Siena, 12 ottobre 2018 - UN’INCHIESTA aperta con 34 nomi iscritti nel registro degli indagati sugli incidenti del dopo Siena-Reggiana, la partita dei play-off disputata al ‘Franchi’ il 3 giugno scorso quando la Robur cercava di conquistare la serie B. Dopo il gol segnato su rigore dai bianconeri all’ultimo minuto di recupero, che assicurò la qualificazione per la semifinale, un centinaio di tifosi della Reggiana avevano invaso il campo di gioco. Come si ricorderà, erano intervenuti immediatamente i reparti di rinforzo della polizia, riuscendo a farli rientrare nel settore riservato agli ospiti in attesa di organizzarne l’uscita e poi la partenza per Reggio Emilia. Ma dall’altra parte, alcuni tifosi della Robur Siena erano corsi nel rettangolo verde a loro volta. Un episodio che aveva destato grande scalpore e sul quale, da subito, la Digos accese i riflettori per identificare chi aveva esagerato. Ebbene, sono appunto 34 in tutto gli indagati. Non si tratta soltanto di supporter bianconeri che sono circa la metà. Avrebbero violato le norme che regolano le manifestazioni sportive.

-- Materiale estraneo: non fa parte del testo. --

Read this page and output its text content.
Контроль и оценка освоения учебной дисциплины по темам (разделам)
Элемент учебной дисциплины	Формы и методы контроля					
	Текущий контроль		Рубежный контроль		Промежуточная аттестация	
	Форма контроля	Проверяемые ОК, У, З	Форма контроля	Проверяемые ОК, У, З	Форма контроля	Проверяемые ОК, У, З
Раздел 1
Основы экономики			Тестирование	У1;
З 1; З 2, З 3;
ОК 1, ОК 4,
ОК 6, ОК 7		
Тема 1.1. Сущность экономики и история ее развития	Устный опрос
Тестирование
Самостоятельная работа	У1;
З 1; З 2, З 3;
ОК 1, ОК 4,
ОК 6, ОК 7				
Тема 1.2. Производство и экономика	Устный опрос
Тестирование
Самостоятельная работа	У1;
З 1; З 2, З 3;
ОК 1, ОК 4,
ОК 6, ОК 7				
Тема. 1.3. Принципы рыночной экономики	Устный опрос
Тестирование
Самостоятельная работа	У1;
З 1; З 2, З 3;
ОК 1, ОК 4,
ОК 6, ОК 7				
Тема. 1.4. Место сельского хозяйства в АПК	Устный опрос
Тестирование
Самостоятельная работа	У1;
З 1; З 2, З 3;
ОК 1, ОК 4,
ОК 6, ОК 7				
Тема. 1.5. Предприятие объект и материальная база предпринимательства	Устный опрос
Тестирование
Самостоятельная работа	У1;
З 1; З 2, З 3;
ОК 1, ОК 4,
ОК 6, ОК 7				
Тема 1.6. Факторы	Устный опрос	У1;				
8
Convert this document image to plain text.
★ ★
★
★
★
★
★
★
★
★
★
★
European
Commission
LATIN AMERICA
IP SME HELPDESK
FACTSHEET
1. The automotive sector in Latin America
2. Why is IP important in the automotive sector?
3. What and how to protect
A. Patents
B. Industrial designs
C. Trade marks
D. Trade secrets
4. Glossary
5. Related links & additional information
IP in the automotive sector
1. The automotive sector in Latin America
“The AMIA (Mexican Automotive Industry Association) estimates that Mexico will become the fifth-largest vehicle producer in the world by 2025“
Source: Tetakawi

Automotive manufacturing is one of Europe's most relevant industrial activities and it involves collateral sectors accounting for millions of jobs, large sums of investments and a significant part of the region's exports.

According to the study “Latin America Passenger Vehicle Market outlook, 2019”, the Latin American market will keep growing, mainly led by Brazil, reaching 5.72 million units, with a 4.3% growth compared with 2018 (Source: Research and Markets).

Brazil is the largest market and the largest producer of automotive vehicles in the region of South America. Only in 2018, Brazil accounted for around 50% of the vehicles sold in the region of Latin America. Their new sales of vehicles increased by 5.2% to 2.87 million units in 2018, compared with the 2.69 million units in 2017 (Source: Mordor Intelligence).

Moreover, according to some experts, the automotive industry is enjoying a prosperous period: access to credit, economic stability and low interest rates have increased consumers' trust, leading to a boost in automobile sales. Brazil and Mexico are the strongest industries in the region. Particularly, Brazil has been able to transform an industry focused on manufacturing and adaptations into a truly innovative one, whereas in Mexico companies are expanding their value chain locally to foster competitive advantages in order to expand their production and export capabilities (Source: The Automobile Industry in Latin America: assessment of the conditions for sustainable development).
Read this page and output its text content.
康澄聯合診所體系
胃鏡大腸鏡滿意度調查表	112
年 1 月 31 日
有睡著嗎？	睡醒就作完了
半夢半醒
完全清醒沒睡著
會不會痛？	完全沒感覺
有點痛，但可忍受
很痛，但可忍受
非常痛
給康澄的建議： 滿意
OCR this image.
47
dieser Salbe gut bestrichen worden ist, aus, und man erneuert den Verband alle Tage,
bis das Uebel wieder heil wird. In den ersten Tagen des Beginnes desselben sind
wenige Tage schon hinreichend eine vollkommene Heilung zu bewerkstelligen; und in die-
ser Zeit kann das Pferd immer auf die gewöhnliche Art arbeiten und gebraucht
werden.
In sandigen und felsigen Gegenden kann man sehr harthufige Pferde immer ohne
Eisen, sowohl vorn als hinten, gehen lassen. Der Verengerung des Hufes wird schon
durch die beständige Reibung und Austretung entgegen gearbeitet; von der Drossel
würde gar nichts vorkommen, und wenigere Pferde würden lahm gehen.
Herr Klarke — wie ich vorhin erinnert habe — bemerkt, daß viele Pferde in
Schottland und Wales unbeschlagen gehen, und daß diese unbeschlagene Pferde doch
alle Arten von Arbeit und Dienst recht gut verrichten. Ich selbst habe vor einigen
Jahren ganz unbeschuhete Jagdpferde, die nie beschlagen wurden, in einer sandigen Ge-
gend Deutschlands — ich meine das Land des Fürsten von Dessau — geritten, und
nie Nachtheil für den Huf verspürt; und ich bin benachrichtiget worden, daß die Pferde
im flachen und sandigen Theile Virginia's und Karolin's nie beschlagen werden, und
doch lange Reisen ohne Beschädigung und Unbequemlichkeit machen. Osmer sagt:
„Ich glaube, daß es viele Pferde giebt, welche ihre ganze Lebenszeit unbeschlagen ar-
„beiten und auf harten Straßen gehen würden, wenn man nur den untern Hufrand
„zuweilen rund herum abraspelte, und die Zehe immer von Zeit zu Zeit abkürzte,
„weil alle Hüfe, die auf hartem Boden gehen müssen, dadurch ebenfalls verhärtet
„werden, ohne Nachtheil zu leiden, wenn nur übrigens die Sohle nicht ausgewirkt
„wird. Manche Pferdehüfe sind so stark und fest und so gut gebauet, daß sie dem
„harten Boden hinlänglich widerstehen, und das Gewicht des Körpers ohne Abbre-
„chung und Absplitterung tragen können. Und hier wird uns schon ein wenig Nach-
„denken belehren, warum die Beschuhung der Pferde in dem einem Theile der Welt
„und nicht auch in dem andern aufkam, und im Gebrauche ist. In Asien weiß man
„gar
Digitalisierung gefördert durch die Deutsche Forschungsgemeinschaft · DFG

PARALLELAMENTE all’inchiesta, coordinata dal sostituto procuratore Daniele Rosa, va avanti l’iter che porterà all’emissione dei daspo da parte della questura. Molti tifosi sono già stati raggiunti dall’avviso di avvio del relativo procedimento al fine di garantire agli interessati la possibilità di presentare attraverso l’avvocato memorie difensive al questore prima che venga emesso il provvedimento.

MA SUL tavolo della procura arriverà presto anche l’ultimo episodio che coinvolge i tifosi, avvenuto il 7 ottobre scorso sempre a Siena. Alcuni supporter dell’Arezzo avrebbero tirato bottiglie contro i senesi che erano dentro un ristorante vicino allo stadio, senza comunque colpirli. Di qui la reazione dei bianconeri che erano corsi subito fuori. L’intervento delle forze dell’ordine aveva scongiurato il contatto fra le due tifoserie. Ora si cercano le responsabilità.